Non è un mecenate e tantomeno un tycoon che investe privatamente per avere un tornaconto personale, economico o di immagine. È apparentemente banale ricordare questo aspetto, ma è forse necessario quando si comincia a leggere sui bennati social network e a sentire nella ciarla calcistica col tuo prossimo il lamento già degenerante nella critica e nella protesta forte: l'hashtag #gazidisout – variante #elliottout – è già cominciato ad affiorare, così come in maniera più sfumata molte bocche assumono una piega da dispetto perché l'a.d. conferma papale papale che la ricostruzione del Milan sarà a passi piccoli e costanti, e condotta tramite politiche che certamente non saranno da big del continente, che non potranno rinfocolare immediatamente una grande ambizione. Nessuno si mette a fare le capriole sul prato, chiaro: però è anche tempo – per tutti – di venire a patti con la realtà, e contemporaneamente riattivare qualche circuito della memoria, tanto si tratta di roba recente.

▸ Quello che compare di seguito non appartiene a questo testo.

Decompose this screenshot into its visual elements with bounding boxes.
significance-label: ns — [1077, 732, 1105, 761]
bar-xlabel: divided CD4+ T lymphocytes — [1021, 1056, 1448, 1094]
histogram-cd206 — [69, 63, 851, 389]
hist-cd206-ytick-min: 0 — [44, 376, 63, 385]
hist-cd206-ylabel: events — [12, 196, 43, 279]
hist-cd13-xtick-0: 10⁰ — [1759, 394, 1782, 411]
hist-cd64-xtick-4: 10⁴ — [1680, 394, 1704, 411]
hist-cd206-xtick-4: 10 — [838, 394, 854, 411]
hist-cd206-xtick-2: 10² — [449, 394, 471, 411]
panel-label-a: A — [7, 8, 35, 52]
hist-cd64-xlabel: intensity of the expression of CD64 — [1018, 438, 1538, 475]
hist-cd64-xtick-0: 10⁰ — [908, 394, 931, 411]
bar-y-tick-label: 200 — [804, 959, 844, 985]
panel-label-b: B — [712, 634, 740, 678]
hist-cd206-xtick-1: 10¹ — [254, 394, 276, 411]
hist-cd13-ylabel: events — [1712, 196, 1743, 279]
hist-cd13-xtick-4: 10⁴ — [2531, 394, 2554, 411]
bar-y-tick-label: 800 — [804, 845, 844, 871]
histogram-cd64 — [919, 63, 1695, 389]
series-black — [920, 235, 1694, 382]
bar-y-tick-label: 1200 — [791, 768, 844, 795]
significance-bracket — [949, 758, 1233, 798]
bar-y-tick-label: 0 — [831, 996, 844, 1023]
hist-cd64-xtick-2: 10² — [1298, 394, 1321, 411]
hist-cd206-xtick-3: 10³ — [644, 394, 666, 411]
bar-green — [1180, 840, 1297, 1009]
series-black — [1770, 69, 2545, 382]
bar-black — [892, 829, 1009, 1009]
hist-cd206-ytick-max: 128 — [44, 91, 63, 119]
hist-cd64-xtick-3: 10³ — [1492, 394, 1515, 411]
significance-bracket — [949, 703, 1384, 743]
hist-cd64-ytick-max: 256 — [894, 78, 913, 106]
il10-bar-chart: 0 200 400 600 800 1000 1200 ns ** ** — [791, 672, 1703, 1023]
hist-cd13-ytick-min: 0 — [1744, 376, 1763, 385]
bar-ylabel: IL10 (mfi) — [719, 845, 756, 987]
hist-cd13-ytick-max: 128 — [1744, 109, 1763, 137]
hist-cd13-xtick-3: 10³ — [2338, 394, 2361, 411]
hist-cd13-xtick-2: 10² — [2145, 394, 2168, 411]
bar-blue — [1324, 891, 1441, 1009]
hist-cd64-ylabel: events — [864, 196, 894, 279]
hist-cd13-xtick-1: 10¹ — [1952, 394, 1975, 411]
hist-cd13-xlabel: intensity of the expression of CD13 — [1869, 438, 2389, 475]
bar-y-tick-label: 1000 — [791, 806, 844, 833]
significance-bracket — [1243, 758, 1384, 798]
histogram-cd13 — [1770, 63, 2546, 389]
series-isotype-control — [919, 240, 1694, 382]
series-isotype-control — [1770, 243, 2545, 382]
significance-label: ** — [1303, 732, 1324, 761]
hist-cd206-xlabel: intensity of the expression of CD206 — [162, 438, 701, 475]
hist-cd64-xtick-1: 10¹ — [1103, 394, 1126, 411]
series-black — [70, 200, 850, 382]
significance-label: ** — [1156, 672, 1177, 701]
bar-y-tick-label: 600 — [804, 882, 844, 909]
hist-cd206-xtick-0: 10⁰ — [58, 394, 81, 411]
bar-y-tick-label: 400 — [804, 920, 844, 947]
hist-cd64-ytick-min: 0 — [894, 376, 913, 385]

Dovremmo deprimerci, o rifiutare a priori l'orizzonte di scelte tecniche capaci di generare plusvalenze, prendendo e valorizzando prospetti: marciando spesso su costi zero o, al contrario, spendendo random in mille operazioni “per il presente" (vero, Mirabelli e Fassone?), dove è approdato il Milan, sul campo, negli ultimi sette anni? Meglio fare contratti multistagione e multimilione ai Mexes e ai Montolivo? Cacciare 20 milioni sull'unghia per Bertolacci è meglio che provare a investire su un giovane? Lo sappiamo bene, invece, dove sia approdato fuori dal campo, ovvero in quei continui, agghiaccianti “rossi" di bilancio che hanno spinto l'Uefa a metterci spalle al muro. Quindi, proviamo a battere la strada di un nuovo progetto, benché obbligato.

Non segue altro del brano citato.